His perspective put in focus the fact that, while India has been far from over-achieving – not helped by the slide in the value of the rupee, the country’s slowing GDP growth, and off-putting regulatory hurdles – there are factors in its favour.

 

On the negative side, Duncan Lawley (second left), CEO at Delhi Duty Free Services, said: “Bureaucracy in India is beyond belief, while Flemingo’s Director and Board Member, Paul Topping (second left), a very experienced operator in the market, added: “Planning drifts, people don’t deliver on time… so you must have patience.”

 

Even Arghya Chakravarty (left), the CEO of out-of-home media house, Times OOH, described India as “prone to ups and downs” and that operators “need to be confident and stay the course.”

 

 

POSITIVE SPIN

But they were, nevertheless, all optimistic over the long term and trotted out statistics that put a positive spin on the market. A growing population that would overtake China by 2028 with 1.45bn people; 430m consumers aged 15-34; a middle class army of 267m by next year (see main image); the world’s third largest aviation market; luxury travel expected to increase sixfold to 50m by 2020; and so on.

 

Much of this travel will be focused at just two hubs, Mumbai’s Chhatrapati Shivaji International Airport and Delhi’s Indira Gandhi International Airport, which currently process about 50% of all air traffic in India [almost 70m passengers in 2013 between them].

 

To spread the load, five major airports have been modernised in recent years and 200 low-cost gateways are planned in the next 20 according to Lawley, while the doubling of mall space in the past five years has made Indians much more brand aware.

 

However DDFS’s Lawley accepted that the rupee’s decline [since mid-July 2011 to now the currency has fallen by -24.7% against the dollar] has put its pricing under pressure, while counterfeiting and illegal spirits remained another issue that has plagued 10-15% of the market.

 

IT’S ALL ABOUT ARRIVALS

Such factors have helped drive Indian DF&TR shoppers into the arms of Middle Eastern operators such as Dubai Duty Free.

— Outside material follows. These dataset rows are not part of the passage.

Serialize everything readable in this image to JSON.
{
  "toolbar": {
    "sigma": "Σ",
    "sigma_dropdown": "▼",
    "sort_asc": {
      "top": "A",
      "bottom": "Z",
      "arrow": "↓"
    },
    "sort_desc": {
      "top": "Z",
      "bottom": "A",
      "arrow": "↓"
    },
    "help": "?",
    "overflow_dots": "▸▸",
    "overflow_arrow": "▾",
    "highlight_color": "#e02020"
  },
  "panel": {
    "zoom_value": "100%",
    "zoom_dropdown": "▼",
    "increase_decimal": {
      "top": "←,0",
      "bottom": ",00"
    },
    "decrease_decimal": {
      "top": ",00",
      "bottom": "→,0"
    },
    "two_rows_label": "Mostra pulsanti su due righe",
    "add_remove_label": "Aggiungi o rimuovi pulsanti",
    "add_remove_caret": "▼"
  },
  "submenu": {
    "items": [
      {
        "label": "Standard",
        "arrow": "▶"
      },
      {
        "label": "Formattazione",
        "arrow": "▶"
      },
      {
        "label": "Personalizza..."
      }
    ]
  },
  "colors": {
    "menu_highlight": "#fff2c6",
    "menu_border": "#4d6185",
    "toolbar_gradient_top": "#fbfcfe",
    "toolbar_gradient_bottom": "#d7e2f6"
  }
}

Flemingo’s Topping argued that –given that India is largely an arrivals business [with about a 60% share] – these shoppers need to be lured back. That would also help raise the level of non-aeronautical revenue from airports which currently stands at just 30%.

 

India’s current level of DF&TR sales is valued at $300m – compare that to the single operator, Abu Dhabi Duty Free which turned over $248m in 2013. Aviation analyst, CAPA, say that India is set to generate $1.5bn by 2023 (see below), still a modest figure for the world’s third biggest aviation market. However, with DDFS predicted, by joint venture owner Aer Rianta International to produce sales of $140m in 2014, up by +12%, there is hope that other well-developed offers will also eventually produce the right results.